White House Pledges $400M To Back Speedier 5G Wireless Networks (fortune.com)
The Obama Administration has announced a new funding initiative to ensure the United States maintains its leadership in the mobile technology space. For this, it will spend over $400 million on large-scale test platforms led by National Science Foundation with an aim to develop and advance wireless technology to 5G and beyond. Fortune reports: To be sure, the private sector has also been getting smarter and better organized for 5G this year and the new Obama effort will be conducted in conjunction with a bevy of technology and telecommunications partners. All four major wireless carriers, AT&T, Verizon Communications, Sprint, and T-Mobile, are participating. Tech companies on board include Intel, Juniper Networks, Qualcomm, and Nokia. Notably, Apple, Google, and Microsoft are missing from the list. "These super-fast, ultra-low latency, high-capacity networks will enable breakthrough applications for consumers, smart cities, and the Internet of Things that cannot even be imagined today," the White House said in a statement. The report adds: The transition to the next generation standard for wireless networks, so-called 5G, has so far been fraught with confusion, complications, and even some contradictions. But in a few years, when 5G gear sending data at up to 100 times the speed of current networks is commonplace, people may remember July 2016 as a major turning point. The private sector has offered mixed messages about when 5G will be available for regular people and just what it will be used for. Without many standards yet agreed upon, some predicted 5G would be ready starting next year, but others said not until 2020 or later. Some wanted to use it to speed up smartphone connections, while others said it was better suited to improve home and business Internet connections or to collect data from smart devices in the "Internet of Things."

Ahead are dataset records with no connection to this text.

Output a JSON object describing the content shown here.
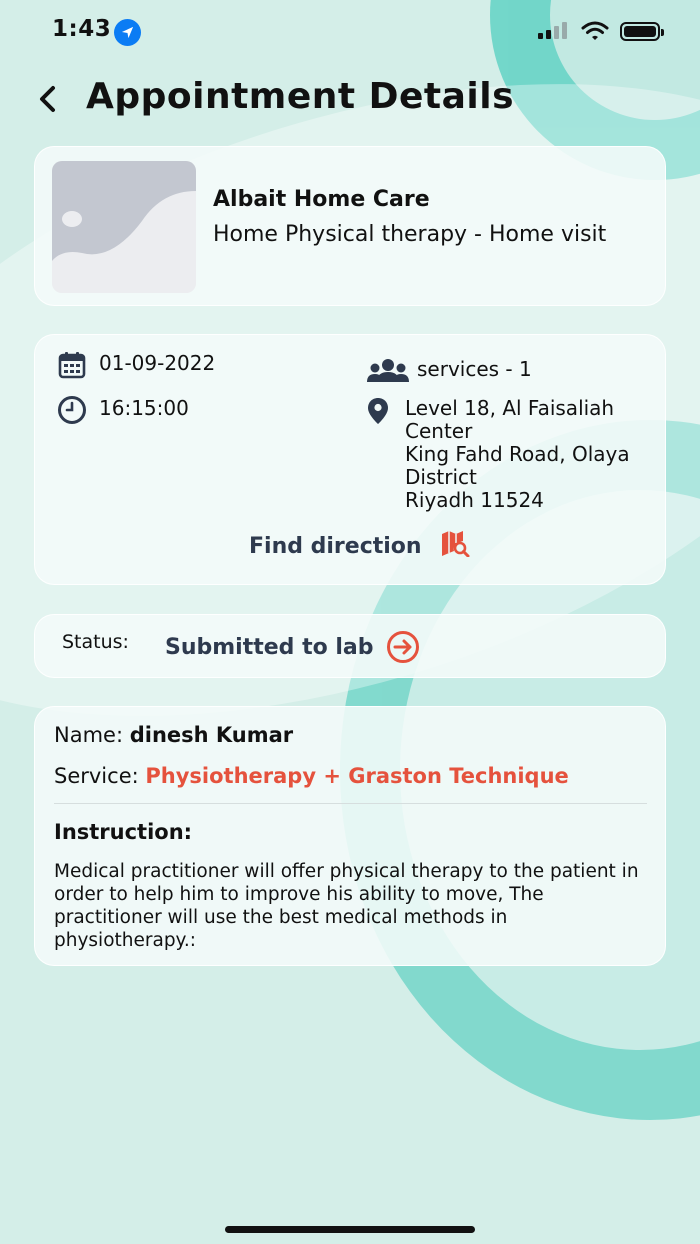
{
  "status_bar": {
    "time": "1:43"
  },
  "header": {
    "title": "Appointment Details"
  },
  "provider_card": {
    "name": "Albait Home Care",
    "service_type": "Home Physical therapy  - Home visit"
  },
  "details_card": {
    "date": "01-09-2022",
    "time": "16:15:00",
    "services": "services - 1",
    "address_lines": [
      "Level 18, Al Faisaliah",
      "Center",
      "King Fahd Road, Olaya",
      "District",
      "Riyadh 11524"
    ],
    "find_direction_label": "Find direction"
  },
  "status_card": {
    "label": "Status:",
    "value": "Submitted to lab"
  },
  "info_card": {
    "name_label": "Name:",
    "name_value": "dinesh Kumar",
    "service_label": "Service:",
    "service_value": "Physiotherapy + Graston Technique",
    "instruction_title": "Instruction:",
    "instruction_text": "Medical practitioner will offer physical therapy to the patient in order to help him to improve his ability to move, The practitioner will use the best medical methods in physiotherapy.:"
  },
  "colors": {
    "accent": "#e5523d",
    "heading_dark": "#2e3a4e",
    "background": "#d4eee8",
    "teal": "#62d2c4"
  },
  "icons": [
    "location-arrow-icon",
    "back-chevron-icon",
    "calendar-icon",
    "clock-icon",
    "users-icon",
    "map-pin-icon",
    "map-search-icon",
    "arrow-circle-right-icon"
  ]
}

The speeds will increase, but the old dinosaurs won't let go of their silly data caps.
-SR
Yet another subsidy to the telecoms to not deliver what they promise, and then go completely ignored by the government.
Sincerely,
my bi-directional 45Mbit access from the Telecommunications Act of 1996 that should have been available 10 years ago according to the Act, and the hundreds of billions of dollars paid in the form of excise taxes by the public.
Slashdot still doesnâ(TM)t support Unicode after it was added to the HTML standard in 1997.
It's the 2016 update to the language of the 1996 Telecommunications Act. And this will be another federal payment to the same fraudsters that already made hundreds of billions on that scam without anyone of consequence noticing.
Slashdot still doesnâ(TM)t support Unicode after it was added to the HTML standard in 1997.
Why don't they collect on the broadband promises that never materialized from the last round of subsidies before giving away another half billion dollars? Oh, right, never mind. They're just bribing people with our own money and trying to make it sound like a good thing, knowing that most people won't be able to call them on it.
Maybe this time it'll be different? I wish I could believe that.